Discussion: This young patient with heart failure symptoms, AF, and biatrial enlargement without ventricular dilation raised suspicion of RCM. Echo findings supported IRCM diagnosis, showing restrictive Doppler flow with normal ventricular size. Absence of apical obliteration or calcification ruled out EMF. Cardiac catheterization findings reinforced the diagnosis [4]. Endomyocardial biopsy was not performed due to limited utility in idiopathic cases. IRCM can present with rhythm disturbances like AF and normal QRS voltages. Doppler typically shows increased E velocity, high E/A ratio (>2), and short deceleration time (<150msec) [5]. Differentials include infiltrative and systemic diseases like amyloidosis, sarcoidosis, and hemochromatosis, which usually have endomyocardial involvement.

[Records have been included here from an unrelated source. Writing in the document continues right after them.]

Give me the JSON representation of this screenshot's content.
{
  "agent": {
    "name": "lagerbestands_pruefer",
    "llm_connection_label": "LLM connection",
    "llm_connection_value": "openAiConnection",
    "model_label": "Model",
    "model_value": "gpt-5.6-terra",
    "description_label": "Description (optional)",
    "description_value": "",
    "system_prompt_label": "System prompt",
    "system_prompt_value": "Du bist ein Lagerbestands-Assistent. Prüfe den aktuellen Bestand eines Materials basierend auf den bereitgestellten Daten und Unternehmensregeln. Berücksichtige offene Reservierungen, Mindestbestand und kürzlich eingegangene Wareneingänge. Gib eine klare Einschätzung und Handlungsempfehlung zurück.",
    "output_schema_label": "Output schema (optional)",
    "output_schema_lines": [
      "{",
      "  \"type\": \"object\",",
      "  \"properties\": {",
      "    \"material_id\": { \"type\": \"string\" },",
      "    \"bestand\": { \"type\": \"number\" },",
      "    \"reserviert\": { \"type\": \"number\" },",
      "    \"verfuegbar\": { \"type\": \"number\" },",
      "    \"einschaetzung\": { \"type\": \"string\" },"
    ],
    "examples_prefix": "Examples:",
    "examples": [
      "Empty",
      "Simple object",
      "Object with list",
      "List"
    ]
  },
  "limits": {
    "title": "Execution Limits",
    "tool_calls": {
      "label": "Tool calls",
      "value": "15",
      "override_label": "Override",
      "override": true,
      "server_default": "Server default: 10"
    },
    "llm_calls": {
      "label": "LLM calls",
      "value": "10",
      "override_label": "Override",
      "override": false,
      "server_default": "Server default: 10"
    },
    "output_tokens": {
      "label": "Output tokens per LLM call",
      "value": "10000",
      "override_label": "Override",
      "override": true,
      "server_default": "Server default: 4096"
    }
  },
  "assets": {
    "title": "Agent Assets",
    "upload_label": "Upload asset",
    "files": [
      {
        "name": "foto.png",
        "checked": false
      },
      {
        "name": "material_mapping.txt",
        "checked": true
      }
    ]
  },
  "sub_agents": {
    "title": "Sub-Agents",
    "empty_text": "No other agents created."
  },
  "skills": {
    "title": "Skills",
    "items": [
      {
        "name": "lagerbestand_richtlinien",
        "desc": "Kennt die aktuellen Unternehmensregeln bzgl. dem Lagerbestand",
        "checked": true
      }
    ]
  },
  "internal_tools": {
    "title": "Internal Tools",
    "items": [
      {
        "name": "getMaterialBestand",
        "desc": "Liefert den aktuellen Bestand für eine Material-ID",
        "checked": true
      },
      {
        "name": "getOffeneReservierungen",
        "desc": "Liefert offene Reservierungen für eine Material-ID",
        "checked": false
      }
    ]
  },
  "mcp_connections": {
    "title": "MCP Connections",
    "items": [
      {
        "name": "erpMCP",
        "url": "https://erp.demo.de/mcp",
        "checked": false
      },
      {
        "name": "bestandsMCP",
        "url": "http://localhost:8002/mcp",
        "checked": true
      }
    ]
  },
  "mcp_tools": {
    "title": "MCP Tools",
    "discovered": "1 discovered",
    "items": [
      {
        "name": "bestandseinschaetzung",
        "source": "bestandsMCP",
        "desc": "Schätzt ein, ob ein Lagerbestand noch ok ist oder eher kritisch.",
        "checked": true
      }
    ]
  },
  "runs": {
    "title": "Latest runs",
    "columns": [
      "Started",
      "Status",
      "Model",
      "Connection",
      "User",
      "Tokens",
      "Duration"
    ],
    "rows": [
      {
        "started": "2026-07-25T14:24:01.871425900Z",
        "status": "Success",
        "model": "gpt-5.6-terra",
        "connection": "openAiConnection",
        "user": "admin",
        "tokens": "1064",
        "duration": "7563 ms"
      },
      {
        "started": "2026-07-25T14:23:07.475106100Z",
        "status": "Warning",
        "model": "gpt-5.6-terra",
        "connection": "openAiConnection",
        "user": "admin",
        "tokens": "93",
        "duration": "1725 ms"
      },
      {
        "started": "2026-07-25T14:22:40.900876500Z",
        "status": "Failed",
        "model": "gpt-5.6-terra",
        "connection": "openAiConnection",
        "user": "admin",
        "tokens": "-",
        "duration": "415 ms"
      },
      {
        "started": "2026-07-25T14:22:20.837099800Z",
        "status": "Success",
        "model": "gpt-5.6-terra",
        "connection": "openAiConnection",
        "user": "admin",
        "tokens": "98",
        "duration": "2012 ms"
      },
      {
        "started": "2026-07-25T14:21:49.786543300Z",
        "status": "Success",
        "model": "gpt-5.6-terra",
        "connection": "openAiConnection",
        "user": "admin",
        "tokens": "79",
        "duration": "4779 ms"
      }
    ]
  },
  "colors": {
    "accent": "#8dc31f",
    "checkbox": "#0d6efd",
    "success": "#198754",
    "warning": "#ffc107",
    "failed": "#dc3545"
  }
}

Conclusion: IRCM should be suspected in young patients with heart failure symptoms and preserved systolic function. Echocardiography and catheterization are essential for diagnosis. Early detection is crucial due to limited treatment options and poor prognosis.

Biography:

Dr. Bilal Bin Abdullah is currently serving as Professor and Head of the Department of Internal Medicine at Al-Ameen Medical College, Vijayapur, Karnataka, India. He has an extensive teaching experience of 29 years in both undergraduate and postgraduate medical education. He has been appointed as an examiner by several universities across India and has authored 27 publications in reputed national and international journals. Dr. Bilal has been honored as a Chairperson at numerous medical conferences and has received multiple academic recognitions throughout his career. Notably, he was awarded the Karnataka State Rajyotsava Award for his dedicated services rendered during the COVID-19 pandemic.